O Waszym albumie można przeczytać, że: „to zbiór myśli krążących wokół wewnętrznego złamania, gdzie poszczególne utwory rysują rodzaje szpilek, które życia wbija w serce, a singiel tytułowy podsumowuje całość z lotu ptaka. Każdy z utworów jest osobisty, chociaż każdy inaczej”. Czy pisanie tekstów lub tworzenie muzyki ma dla Was działanie terapeutyczne?
P.D.: Zarówno dźwiękami, jak i tekstami przedstawiamy nasze emocje. Nie ukrywam, że w ciężkich chwilach, których w ostatnim roku nam nie brakowało, właśnie tworzenie nowych kawałków pozwoliło nam uporać się z demonami.
Mówicie o sobie, że: „Nie próbujemy i nie chcemy tworzyć hipotetycznych historii, przekazujemy własne”. Co to za historie?
P.D.: Typowe, życiowe. Udane i nieudane związki , utrata najbliższych, relacje z innymi, które nas budują lub są tak toksyczne, że pozostawiają rysy.

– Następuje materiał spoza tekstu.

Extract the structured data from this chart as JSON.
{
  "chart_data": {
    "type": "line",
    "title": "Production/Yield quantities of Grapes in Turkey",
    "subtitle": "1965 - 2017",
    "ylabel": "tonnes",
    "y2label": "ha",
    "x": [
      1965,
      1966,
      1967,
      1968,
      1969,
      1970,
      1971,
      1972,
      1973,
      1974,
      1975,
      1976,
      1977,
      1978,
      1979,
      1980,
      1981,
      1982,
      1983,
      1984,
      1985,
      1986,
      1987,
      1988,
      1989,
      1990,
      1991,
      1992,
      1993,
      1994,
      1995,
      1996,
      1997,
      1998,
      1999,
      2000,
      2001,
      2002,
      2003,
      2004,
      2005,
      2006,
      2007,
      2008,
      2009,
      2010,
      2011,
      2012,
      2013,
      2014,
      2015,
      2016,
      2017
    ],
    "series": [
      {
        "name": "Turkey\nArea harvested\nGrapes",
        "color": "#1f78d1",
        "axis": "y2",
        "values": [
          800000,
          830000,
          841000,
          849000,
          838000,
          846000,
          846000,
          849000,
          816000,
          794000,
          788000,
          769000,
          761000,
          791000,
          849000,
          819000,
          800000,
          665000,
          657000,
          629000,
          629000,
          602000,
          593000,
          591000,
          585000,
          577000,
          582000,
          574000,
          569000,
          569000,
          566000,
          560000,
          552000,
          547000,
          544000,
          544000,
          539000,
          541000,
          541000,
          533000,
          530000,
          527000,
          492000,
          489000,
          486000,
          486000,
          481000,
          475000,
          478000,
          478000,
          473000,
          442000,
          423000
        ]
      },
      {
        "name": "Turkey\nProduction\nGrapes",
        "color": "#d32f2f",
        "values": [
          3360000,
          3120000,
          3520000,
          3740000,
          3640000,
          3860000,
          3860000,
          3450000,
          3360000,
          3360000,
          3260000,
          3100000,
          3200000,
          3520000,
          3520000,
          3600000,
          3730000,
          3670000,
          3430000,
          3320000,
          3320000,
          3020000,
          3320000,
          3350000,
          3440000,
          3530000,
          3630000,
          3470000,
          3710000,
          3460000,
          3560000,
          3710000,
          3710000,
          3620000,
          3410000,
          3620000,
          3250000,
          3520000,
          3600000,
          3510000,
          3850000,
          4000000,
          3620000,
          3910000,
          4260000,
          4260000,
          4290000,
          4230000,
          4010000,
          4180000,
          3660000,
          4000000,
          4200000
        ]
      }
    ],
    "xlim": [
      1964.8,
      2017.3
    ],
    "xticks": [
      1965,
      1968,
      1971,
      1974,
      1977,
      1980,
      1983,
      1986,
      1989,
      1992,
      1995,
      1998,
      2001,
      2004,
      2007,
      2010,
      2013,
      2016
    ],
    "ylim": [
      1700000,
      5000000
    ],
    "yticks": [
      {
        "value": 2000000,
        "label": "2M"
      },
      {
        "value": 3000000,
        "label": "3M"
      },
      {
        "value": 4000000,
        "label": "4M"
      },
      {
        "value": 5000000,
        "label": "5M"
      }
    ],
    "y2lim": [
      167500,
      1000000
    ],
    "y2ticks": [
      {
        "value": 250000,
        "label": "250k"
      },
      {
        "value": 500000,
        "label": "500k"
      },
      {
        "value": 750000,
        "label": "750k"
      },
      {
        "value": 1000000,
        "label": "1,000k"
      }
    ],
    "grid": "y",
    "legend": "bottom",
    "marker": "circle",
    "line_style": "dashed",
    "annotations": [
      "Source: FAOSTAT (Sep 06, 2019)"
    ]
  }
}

Szykują się Wam jakieś koncerty w najbliższym czasie?
P.D.: 4 czerwca zapraszamy wszystkich do Voodoo na nasz koncert promujący płytę. Startujemy o 18.30 – zagramy dużo i głośno. Zapraszamy!
Jakie macie plany na najbliższy czas?
P.D.: Nasze obecne plany to zdecydowanie koncerty i tworzenie nowych numerów – tak, aby pod koniec roku znowu wejść do studia.